A powerful mercenary military leader brought in by Russia’s President Vladimir V. Putin to help salvage his faltering invasion of Ukraine turned his guns on the Russian army this weekend, and his tanks prowled the streets of his own country.
What just happened?
With Putin’s regular forces bogged down in what a Russian general once predicted would be a “walking-by” invasion, the president last year turned to a former political ally, Yevgeny V. Prigozhin, the head of a notoriously brutal private organization for help. . army named Wagner.
Wagner did indeed score victories in the Ukraine, but it soon became clear that Prigozhin, a tycoon with an ego to match the Russian president, was not content to limit his fight to one front. Mr. Prigozhin lashed out bitterly at Russian military leaders, accusing them of incompetence and undermining their fighters.
Then the words became action.
On Saturday, Wagner’s forces seized control of key military installations in the southwestern city of Rostov-on-Don and threatened to push into Moscow. Later that day, Prigozhin appeared to back down, announcing that Wagner was “turning our columns around and returning to the camps according to plan.”
But for Putin, it is the most serious challenge to his hold on power since he assumed the presidency in 1999.
The Russian president had held his tongue in recent months as his former ally spoke up more and more, perhaps because Prigozhin was always careful to profess his personal loyalty.
That ended on Saturday.
“A stab in the back for our country and our people,” Putin declared to the Russian people, promising “decisive action.”
This is what we know.
How big is the Wagner group?
Prigozhin’s shadowy private military company first emerged before Russia’s full-scale invasion of Ukraine, when the country seized the Crimean peninsula in 2014. Since then, it has grown a lot in size and scope.
By some estimates, Wagner has perhaps 50,000 fighters at his disposal in total, although Prigozhin spoke this weekend of deploying a force half that size in his new battle against the Russian Defense Ministry.
Last year, when Wagner was called back to help in the Ukraine, Prigozhin set out to expand his ranks. Freed from the restraints of the Russian bureaucracy and isolated by his ties to Putin, he turned heads by recruiting in Russian prisons.
Mr. Prigozhin offered the inmates a deal: fight for Wagner and win their freedom. But the reward for many was not freedom but death. The soldiers were barely trained before being sent to the front lines, and those who tried to desert were executed.
Part of a charmed circle of Russian oligarchs with close ties to Putin, Prigozhin has long found him useful both at home and abroad. The Kremlin has used Wagner to exert its influence in Syria, Libya, the Central African Republic, Sudan, Mali and Mozambique.
Mr. Prigozhin was even implicated in an American political scandal. In 2018, he was one of 13 Russians indicted by a federal grand jury for interfering in the 2016 US election.
Is this a coup attempt?
No, Prigozhin said, even as his fighters seized Russian facilities.

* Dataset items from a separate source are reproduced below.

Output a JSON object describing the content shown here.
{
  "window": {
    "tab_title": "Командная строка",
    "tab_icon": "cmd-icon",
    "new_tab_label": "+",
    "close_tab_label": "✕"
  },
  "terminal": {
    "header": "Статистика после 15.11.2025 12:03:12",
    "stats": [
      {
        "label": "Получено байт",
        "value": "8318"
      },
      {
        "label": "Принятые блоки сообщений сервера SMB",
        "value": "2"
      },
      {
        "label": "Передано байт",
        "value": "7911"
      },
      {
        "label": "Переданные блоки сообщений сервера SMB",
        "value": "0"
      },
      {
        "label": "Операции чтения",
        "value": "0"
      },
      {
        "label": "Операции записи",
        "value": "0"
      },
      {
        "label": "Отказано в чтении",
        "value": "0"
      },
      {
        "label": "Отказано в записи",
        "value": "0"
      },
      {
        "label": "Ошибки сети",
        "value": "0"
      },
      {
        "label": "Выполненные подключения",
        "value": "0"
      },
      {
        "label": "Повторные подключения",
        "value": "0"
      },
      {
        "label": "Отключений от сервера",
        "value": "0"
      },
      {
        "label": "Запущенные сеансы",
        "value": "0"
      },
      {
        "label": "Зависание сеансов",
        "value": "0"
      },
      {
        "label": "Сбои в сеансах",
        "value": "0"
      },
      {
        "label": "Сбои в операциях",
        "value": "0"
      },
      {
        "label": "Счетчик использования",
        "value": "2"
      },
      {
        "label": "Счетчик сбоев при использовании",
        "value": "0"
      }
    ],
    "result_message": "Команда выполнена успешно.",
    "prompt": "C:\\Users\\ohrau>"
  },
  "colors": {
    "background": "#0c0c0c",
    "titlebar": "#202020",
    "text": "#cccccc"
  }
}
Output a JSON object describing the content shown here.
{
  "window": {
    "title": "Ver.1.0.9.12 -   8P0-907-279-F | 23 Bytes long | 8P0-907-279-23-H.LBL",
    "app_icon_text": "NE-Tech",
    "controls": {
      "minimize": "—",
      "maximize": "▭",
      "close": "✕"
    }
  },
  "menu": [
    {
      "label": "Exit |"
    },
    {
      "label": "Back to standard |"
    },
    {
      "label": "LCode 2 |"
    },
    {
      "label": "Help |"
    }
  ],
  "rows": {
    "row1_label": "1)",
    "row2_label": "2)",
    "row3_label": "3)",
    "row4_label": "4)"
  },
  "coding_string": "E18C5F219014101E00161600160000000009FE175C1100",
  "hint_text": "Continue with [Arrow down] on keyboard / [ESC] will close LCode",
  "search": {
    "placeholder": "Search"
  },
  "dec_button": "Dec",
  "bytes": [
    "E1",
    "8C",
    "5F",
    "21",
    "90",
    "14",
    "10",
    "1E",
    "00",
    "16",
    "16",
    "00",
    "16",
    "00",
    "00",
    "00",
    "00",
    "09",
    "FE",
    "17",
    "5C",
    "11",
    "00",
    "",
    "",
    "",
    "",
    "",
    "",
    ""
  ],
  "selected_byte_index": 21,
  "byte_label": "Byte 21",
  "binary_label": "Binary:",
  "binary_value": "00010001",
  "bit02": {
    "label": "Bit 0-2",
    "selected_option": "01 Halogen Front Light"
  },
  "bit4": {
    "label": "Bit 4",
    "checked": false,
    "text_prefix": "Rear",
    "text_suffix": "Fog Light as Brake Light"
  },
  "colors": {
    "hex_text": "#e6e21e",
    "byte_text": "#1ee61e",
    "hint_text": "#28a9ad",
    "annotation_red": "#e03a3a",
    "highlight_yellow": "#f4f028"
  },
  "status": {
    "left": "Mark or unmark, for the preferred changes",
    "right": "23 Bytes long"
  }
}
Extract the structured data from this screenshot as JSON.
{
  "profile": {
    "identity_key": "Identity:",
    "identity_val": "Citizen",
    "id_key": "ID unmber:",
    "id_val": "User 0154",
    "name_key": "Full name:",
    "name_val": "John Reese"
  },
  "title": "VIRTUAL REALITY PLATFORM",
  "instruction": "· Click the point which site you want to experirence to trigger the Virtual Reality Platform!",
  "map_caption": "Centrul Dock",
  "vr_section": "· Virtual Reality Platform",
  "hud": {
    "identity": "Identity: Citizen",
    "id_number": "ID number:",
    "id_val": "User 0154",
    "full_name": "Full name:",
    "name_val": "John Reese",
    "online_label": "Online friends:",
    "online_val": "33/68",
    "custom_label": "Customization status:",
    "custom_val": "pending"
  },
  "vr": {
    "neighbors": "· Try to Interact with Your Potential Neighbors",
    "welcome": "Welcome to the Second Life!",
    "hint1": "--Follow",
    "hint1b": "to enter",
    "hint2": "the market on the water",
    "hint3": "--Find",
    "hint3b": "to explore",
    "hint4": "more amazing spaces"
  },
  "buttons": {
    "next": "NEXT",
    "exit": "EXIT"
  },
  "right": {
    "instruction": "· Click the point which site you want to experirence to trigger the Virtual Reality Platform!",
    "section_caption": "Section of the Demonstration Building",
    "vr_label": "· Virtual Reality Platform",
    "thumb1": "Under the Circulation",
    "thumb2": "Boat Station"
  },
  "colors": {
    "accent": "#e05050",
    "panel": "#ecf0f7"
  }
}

Yes, the Russian generals said, as Russian authorities opened an investigation into leader Wagner for “organizing an armed rebellion.”
Mr. Prigozhin, who has repeatedly professed his loyalty to the Russian president, said his target was the Defense Ministry. “The evil that the country’s military leadership transmits must be stopped,” he said in one of a series of voice recordings posted on the Telegram social network late Friday.
Whatever Prigozhin’s goal, his decision to deploy his forces in his own country had immediate repercussions.
On Saturday Putin mobilized Russian troops to put down the attack. There were signs of active fighting along a major highway where armored convoys were traveling, and regional governors urged residents to stay away from the corridor.
Putin said military and civilian functions had been “basically blocked” at a major military center for the war in Ukraine, an implicit acknowledgment of some success on Prigozhin’s part.
A Russian general urged Prigozhin’s fighters not to “play into the game” of an enemy he said was waiting for Russia’s internal political situation to worsen.
As events in Russia unfolded, the Ukrainian armed forces posted three words on Twitter: “We are watching.”
What triggered the fight?
For months, when he has not boasted of his force’s successes in Ukraine, even after a long and bloody battle at Bakhmut, Prigozhin has complained about military leaders.
He has accused Russian generals of not providing their forces with enough ammunition and of ignoring the soldiers’ struggles. And he has been scathing about his prosecution of the war.
Then, on Friday night, Prigozhin took it to a new level, accusing the military of attacking the camps of its fighters, a claim that could not be immediately verified. Calling his fighters “patriots of our homeland,” he vowed to retaliate.
Mr. Prigozhin also described the invasion of Ukraine as a “racket” perpetrated by a corrupt Russian elite.